Romo Mudji, katanya, tidak mengatakan secara verbal tentang rindu rasa dan rindu rupa. Ia mengungkapkannya melalui karya sketsa Borobudur.

"Saya mewakili beliau bahwa beliau itu orang yang rindu rasa, rindu rupa. Meskipun tahu rupa itu tidak akan bisa dilihat, tapi dibayangkan rupa sehingga ketika kita berbicara tentang aruphadatu, kita berada di suatu alam yang 'awang-uwung'," ucapnya.

Romo Mudji mengatakan religiositas sebagai spiritualitas yang kepadanya manusia akan kembali, saat ia mengalami krisis dalam tahap-tahap hidupnya karena kelemahan dan kejatuhan.

Sedangkan estetika yang seringkali disempitkan dan direduksi hanya sebagai kesenian, katanya dalam kalatog "Arupadhatu" dengan Penerbit Lamalera Yogyakarta, sebenarnya memiliki cakupan makna yang lebih luas dan dalam, yakni kemampuan kreatif manusia dalam kebudayaannya yang memberi bahasa-bahasa pengucapan mengenai keindahan.

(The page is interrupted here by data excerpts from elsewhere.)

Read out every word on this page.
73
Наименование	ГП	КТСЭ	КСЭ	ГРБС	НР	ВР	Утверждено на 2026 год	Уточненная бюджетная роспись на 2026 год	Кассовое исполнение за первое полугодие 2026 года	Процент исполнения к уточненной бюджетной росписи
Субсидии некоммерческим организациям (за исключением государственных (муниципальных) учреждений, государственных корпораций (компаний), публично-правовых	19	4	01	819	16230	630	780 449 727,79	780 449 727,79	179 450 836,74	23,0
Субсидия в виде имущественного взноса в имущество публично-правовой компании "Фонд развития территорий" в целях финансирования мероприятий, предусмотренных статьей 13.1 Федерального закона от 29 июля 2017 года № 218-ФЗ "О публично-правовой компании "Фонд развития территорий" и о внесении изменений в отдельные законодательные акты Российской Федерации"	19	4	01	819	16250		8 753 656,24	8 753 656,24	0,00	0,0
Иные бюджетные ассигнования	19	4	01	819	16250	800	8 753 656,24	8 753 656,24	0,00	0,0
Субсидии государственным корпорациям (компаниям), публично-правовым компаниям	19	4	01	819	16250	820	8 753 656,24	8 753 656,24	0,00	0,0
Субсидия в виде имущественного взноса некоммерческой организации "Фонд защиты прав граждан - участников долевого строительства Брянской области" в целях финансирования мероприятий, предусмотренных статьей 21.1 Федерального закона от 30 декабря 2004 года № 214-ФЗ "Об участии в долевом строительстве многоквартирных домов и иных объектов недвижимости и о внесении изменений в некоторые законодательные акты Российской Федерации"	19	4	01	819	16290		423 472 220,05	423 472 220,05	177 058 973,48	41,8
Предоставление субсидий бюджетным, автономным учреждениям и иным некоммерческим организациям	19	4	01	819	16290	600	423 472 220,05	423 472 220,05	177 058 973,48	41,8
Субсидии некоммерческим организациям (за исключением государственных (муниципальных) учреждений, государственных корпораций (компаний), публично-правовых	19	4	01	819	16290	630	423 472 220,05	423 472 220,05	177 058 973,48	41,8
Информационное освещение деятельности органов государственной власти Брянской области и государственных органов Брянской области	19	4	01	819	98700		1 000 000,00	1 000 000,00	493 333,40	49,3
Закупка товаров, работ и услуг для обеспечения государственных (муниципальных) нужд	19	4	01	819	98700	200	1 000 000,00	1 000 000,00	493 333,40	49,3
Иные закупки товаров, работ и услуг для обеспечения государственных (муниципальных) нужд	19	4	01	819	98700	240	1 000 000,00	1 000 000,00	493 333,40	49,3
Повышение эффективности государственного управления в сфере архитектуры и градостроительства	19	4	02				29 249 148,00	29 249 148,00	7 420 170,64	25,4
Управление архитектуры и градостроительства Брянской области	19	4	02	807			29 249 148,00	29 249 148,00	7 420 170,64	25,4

"Apabila inspirasinya dari religiositas maka akan menjadi estetika religius. Bila sumber inspirasinya dari nilai-nilai kemanusiaan akan menjadi estetika kemanusiaan. Akan menjadi estetika perdamaian bila inspirasinya bersumber dari nilai perjuangan kedamaian ketika terjadi suatu konflik," katanya.

Dengan mendaku memperoleh bisikan dari teman dekat yang tidak disebut namanya, Romo Mudji mengemukakan ihwal menjalani makna keragaman sebagaimana proses yang mewujud menjadi sketsa-sketsa Borobudur dan kemudian dipamerkan dalam tajuk "Aruphadatu" itu, harus terus-menerus dilakoni secara berulang, untuk menguatkan bangunan alamiah kebhinnekaan Indonesia.

"Ini setiap kali harus diulang bahwa Indonesia adalah bhinneka, bahwa Indonesia adalah majemuk," tandasnya.

Demikian pula, mengunjungi Candi Borobudur memang tak lagi cukup sekadar mendaki tangganya hingga stupa puncak, melihat hamparan pemandangan alam kawasannya, lalu berfoto-foto "selfie" dan mengunggah ke media sosial sebagai tren narsis serta lebai.

"Apabila Anda mengunjungi Candi Borobudur dan mata budi serta mata hati Anda melihatnya dengan bingkai penghayatan religiositas maka kita akan melihat Borobudur sebagai sebuah kitab suci yang terbuka untuk mengucapkan selamat datang serta selamat mengenal dalam bentuk 'narasi ziarah religius'," pungkasnya.